Такая жизнь не была для Гришки новостью, и он вполне подчинялся ей. Он боялся только одного: чтоб не открылся его паспортный подлог. Не раз случалось ему встречаться в трактирах с земляками, и он предпочитал говорить им, что живет совсем без паспорта, не может найти места и шатается по ночлежным домам. Но родные, по-видимому, уже знали, что он в Москве, и даже наказывали через земляков воротиться домой. С часу на час он ожидал розыска, и решился чаще переменить места. Один месяц его видели на Тверской, другой – на Арбате, третий – у Никитских ворот. Это дало ему репутацию непоседливого человека и повредило заработку. В конце концов, он уже с трудом находил себе места и действительно целыми неделями шатался по ночлежным домам, содержа себя случайною поденною работою.
Между тем дело о розыске портного Григория Авенирова уже назревало. Несколько месяцев оно находилось в участке и постепенно округлялось. Разыскивали неутомимо; посылали запросы в прочие участки, прибегали к помощи телеграфа. Когда, наконец, переписка достаточно округлилась и уже намеревались писать ответ, что портного Авенирова в Москве не обретается, кто-то из земляков случайно узнал о розыске и донес, что Авениров живет в мастеровых на Плющихе у портного Ухабина, к которому, без замедления, и направил свои стопы околоточный.
– Кто здесь мастер Григорий Авениров? – кликнул он, входя.
Гришка понял, что дело его не выгорело, дрогнул слегка, но назвал себя.
– Паспорт? Ага! Каким же образом ты значишься в нем Петровым? Э, голубчик, да тут пахнет кражей и подлогом.
Хозяин, разумеется, выдал Гришку с головой.
Гришка высидел шесть месяцев в предварительном заключении и потом судился (судебная реформа только что была введена). Он уверял на суде, что не украл, а нашел паспорт в кармане вымененного пальто, и при этом откровенно рассказал свою мученическую жизнь. Но прокурор не верил ему, доказывал, что иначе дело не могло произойти, как с участием кражи, а подлог был ясен сам собой. Что же касается до россказней подсудимого о жизненных неудачах, то это – обычная уловка негодяев, употребляемая с целью смягчения присяжных. Назначенный судом защитник сказал всего несколько слов вяло, нехотя, словно во сне веревки вил. Присяжные обвинили Гришку только в том, что он воспользовался чужим паспортом, и при этом дали ему снисхождение. Суд приговорил его на двухмесячную высидку.

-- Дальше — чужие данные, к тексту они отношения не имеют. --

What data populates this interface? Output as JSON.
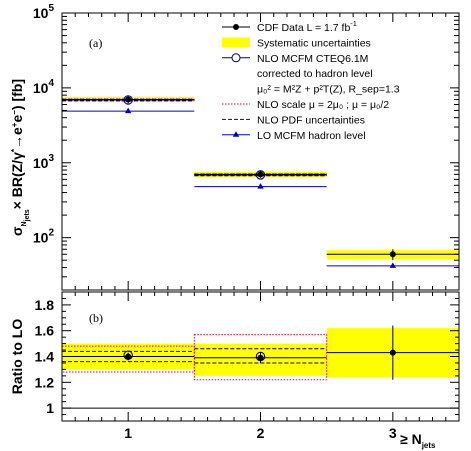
{
  "colors": {
    "syst_band": "#ffff00",
    "data": "#000000",
    "nlo": "#00008b",
    "lo": "#0000cd",
    "scale": "#e8001c",
    "pdf": "#00008b",
    "frame": "#000000"
  },
  "chart_data": [
    {
      "type": "scatter",
      "panel_label": "(a)",
      "ylabel_parts": [
        "σ",
        "N",
        "jets",
        "× BR(Z/γ",
        "*",
        "→e",
        "+",
        "e",
        "−",
        ") [fb]"
      ],
      "y_scale": "log",
      "ylim": [
        20,
        100000
      ],
      "xlim": [
        0.5,
        3.5
      ],
      "ytick_labels": [
        {
          "value": 100,
          "base": "10",
          "exp": "2"
        },
        {
          "value": 1000,
          "base": "10",
          "exp": "3"
        },
        {
          "value": 10000,
          "base": "10",
          "exp": "4"
        },
        {
          "value": 100000,
          "base": "10",
          "exp": "5"
        }
      ],
      "legend": {
        "placement": "top-right",
        "entries": [
          {
            "key": "data",
            "text": "CDF Data  L = 1.7 fb",
            "sup": "-1"
          },
          {
            "key": "syst",
            "text": "Systematic uncertainties"
          },
          {
            "key": "nlo",
            "text": "NLO MCFM CTEQ6.1M"
          },
          {
            "key": "none",
            "text": "corrected to hadron level"
          },
          {
            "key": "none",
            "text": "μ₀² = M²Z + p²T(Z), R_sep=1.3"
          },
          {
            "key": "scale",
            "text": "NLO scale μ = 2μ₀ ; μ = μ₀/2"
          },
          {
            "key": "pdf",
            "text": "NLO PDF uncertainties"
          },
          {
            "key": "lo",
            "text": "LO MCFM hadron level"
          }
        ]
      },
      "x": [
        1,
        2,
        3
      ],
      "series": [
        {
          "name": "CDF Data  L = 1.7 fb-1",
          "values": [
            7000,
            700,
            60
          ],
          "err_lo": [
            6200,
            630,
            50
          ],
          "err_hi": [
            7800,
            780,
            70
          ]
        },
        {
          "name": "Systematic uncertainties",
          "lo": [
            6500,
            640,
            52
          ],
          "hi": [
            7600,
            760,
            68
          ]
        },
        {
          "name": "NLO MCFM CTEQ6.1M",
          "values": [
            6900,
            690,
            null
          ]
        },
        {
          "name": "NLO scale μ = 2μ0 ; μ = μ0/2",
          "lo": [
            6800,
            680,
            null
          ],
          "hi": [
            7100,
            710,
            null
          ]
        },
        {
          "name": "NLO PDF uncertainties",
          "lo": [
            6700,
            670,
            null
          ],
          "hi": [
            7050,
            705,
            null
          ]
        },
        {
          "name": "LO MCFM hadron level",
          "values": [
            4900,
            480,
            42
          ]
        }
      ]
    },
    {
      "type": "scatter",
      "panel_label": "(b)",
      "ylabel": "Ratio to LO",
      "xlabel_parts": [
        "≥ N",
        "jets"
      ],
      "ylim": [
        0.9,
        1.9
      ],
      "xlim": [
        0.5,
        3.5
      ],
      "ytick_labels": [
        "1",
        "1.2",
        "1.4",
        "1.6",
        "1.8"
      ],
      "yticks": [
        1,
        1.2,
        1.4,
        1.6,
        1.8
      ],
      "xtick_labels": [
        "1",
        "2",
        "3"
      ],
      "x": [
        1,
        2,
        3
      ],
      "series": [
        {
          "name": "CDF Data",
          "values": [
            1.4,
            1.39,
            1.43
          ],
          "err_lo": [
            1.37,
            1.35,
            1.22
          ],
          "err_hi": [
            1.43,
            1.43,
            1.64
          ]
        },
        {
          "name": "Systematic uncertainties",
          "lo": [
            1.3,
            1.25,
            1.24
          ],
          "hi": [
            1.5,
            1.5,
            1.62
          ]
        },
        {
          "name": "NLO MCFM",
          "values": [
            1.41,
            1.4,
            null
          ]
        },
        {
          "name": "NLO scale",
          "lo": [
            1.28,
            1.22,
            null
          ],
          "hi": [
            1.48,
            1.57,
            null
          ]
        },
        {
          "name": "NLO PDF",
          "lo": [
            1.36,
            1.35,
            null
          ],
          "hi": [
            1.44,
            1.46,
            null
          ]
        }
      ]
    }
  ]
}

Вся эта процедура, вместе с шатаньем по Москве, длилась с лишком год, так что, когда, после высидки, препроводили Гришку по этапу в родной город, настала уже глубокая осень.
Феклинья бросила и отца и дом. Она выстроила на выезде просторную избу и поселилась там с двумя другими «девушками». В избе целые ночи напролет светились огни и шло пированье. Старуха, Гришкина мать, умерла, но старики, отец и тесть, были еще живы и перебивались Христовым именем.
Вошел Гришка в родной дом и растянулся плашмя на верстаке. Ни отца, ни тестя не было в это время дома; двери стояли отпертые, потому что и украсть было нечего. В неметенной и нетопленной комнате отдавало сыростью и прелью; вместо домашней утвари стояли два деревянных чурбана, так что и жилого вида комната не имела; даже нищенской рвани не валялось на полу. Гришка лежал неподвижно, обессилевший, снедаемый недугом, приобретенным во время скитаний. Голова его горела под тяжестью мучительных дум. На работу рассчитывать, разумеется, было нельзя; но предстояло «жить», и эта мысль рвала ему сердце.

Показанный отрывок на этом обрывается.